By 1915, however, thujone-contining absinthe was banned across Europe and in the United States, the only specific alcohol to be targeted aside from general abolitionist movements. Absinthe, in a historical case highly reminiscent of modern drug policies and _wars_, was scapegoated as the cause for many social problems of the time, falling birth rates, a series of absinthe related murders, and mostly, a growing awareness for the first time in political consciousness of alcoholism as a social problem in general. In recent years, legal changes in the European Union have made absinthe legal in many European countries, but laws vary.

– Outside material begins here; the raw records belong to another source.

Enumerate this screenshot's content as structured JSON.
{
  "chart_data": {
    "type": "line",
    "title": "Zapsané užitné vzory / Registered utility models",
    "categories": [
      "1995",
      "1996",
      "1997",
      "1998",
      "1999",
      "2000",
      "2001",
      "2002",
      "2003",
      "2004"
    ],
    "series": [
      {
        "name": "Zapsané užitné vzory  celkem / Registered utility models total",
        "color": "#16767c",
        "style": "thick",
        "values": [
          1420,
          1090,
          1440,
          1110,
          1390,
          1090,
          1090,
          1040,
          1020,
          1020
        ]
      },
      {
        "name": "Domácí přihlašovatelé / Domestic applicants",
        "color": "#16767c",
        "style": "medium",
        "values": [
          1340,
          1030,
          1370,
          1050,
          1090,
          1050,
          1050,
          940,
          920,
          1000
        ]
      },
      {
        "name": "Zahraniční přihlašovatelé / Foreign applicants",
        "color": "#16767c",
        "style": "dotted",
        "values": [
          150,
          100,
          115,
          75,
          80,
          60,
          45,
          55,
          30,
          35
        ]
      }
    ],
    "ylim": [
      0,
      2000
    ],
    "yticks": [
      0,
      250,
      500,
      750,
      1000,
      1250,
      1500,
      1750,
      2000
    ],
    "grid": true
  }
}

Still, those who indulged in the green fairy, adored her, and wrote many words to her praise ....I liked this one the best:

Absinthia Taetra

by Ernest Dowson

Green changed to white, emerald to opal;
nothing was changed.
The man let the water trickle gentle into his glass,
and as the green clouded,
a mist fell from his mind.
Then he drank opaline.
Memories and terrors beset him.
The past tore after him like a panther, and
through the blackness of the present he
saw the luminous tiger eyes of things to be.
But he drank opaline.
And that obscure night of the soul,
and the valley of humiliation,through
which he stumbled, were forgotten.
He saw blue vistas of undiscovered countries,
high prospects and a quiet, carressing sea.
The past shed its perfume over him,
today held his hand as if it were a little child,
and tomorrow shone like a white star;
nothing was changed.
He drank opaline.
The man had known the obscure night of the soul,
and lay even now in the valley of humiliation;
and the tiger menace of the things to be was red in the skies.
But for a little while he had forgotten.
Green changed to white, emerald to opal;
nothing was changed.


Although there were many manufacturers of absinthe around the turn of the century, pernod was the most famous, and their recipe probably contained the following:

  • wormwood
  • anise (Pimpinella ansium)
  • hyssop (hyssopus officinalis)
  • dittany (Dictamnus albus)
  • sweet flag (Acorus calamus)
  • Melissa (kind of mint)
  • and varying amounts of: coriander, veronica, camomile, parsley, and even spinach


  • Absinthe is still legal in Spain.
  • It has been illegal in Switzerland for over 50 years, and copiously bootlegged and ignored by the government since then -- so, if you try hard enough, you can probably find some there.
  • Don't know about any other countries.


I'm no chemist here, but I thought this was interesting:

The active ingredient of wormwood is thujone, and thujone has been shown to be identical to tanecetone in the herb tansy and salvanol in sage. Thujone has also been shown to have a similiar molecular structure to THC.